Why I’m Not Ready to Trust BiomeJS (Yet)

I tried BiomeJS recently and honestly—I couldn’t fall in love with it.

Sure, it’s blazing fast, written in Rust, and promises to replace ESLint + Prettier in one shot. But the reality wasn’t that smooth:

  • It feels too opinionated. Instead of fitting into my workflow, it wanted me to adapt to its rules and defaults.

  • Speed is nice (I’ve seen people lint hundreds of files in milliseconds), but in my projects performance bottlenecks rarely come from linting. What matters more is flexibility and ecosystem support.

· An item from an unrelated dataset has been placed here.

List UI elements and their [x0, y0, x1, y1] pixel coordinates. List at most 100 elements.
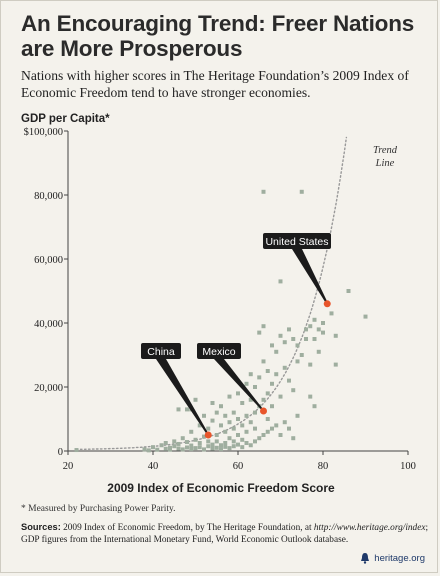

  • The maturity isn’t there yet. If I run into an edge case or need a plugin, Biome doesn’t give me the same safety net that a stable, well-adopted toolchain does.

  • Migration also isn’t as seamless as it sounds. Rewriting configs, figuring out which rules match what—I’d rather not burn hours just to get back to where I already was.

Funny enough, even ESLint’s latest releases remind me of this balance. They’ve added flat configs, better defaults, even multithreaded linting—but those changes showed me how much ecosystem readiness matters. A shiny new config system doesn’t help if plugins and tools aren’t ready to support it.

So for now, I’m staying with the “boring but reliable” stack. BiomeJS looks promising, and I’ll keep an eye on it. But until it feels stable enough to trust in production, I’m not ready to make it my team’s daily driver.

Sometimes boring tools are exactly what you need to keep shipping.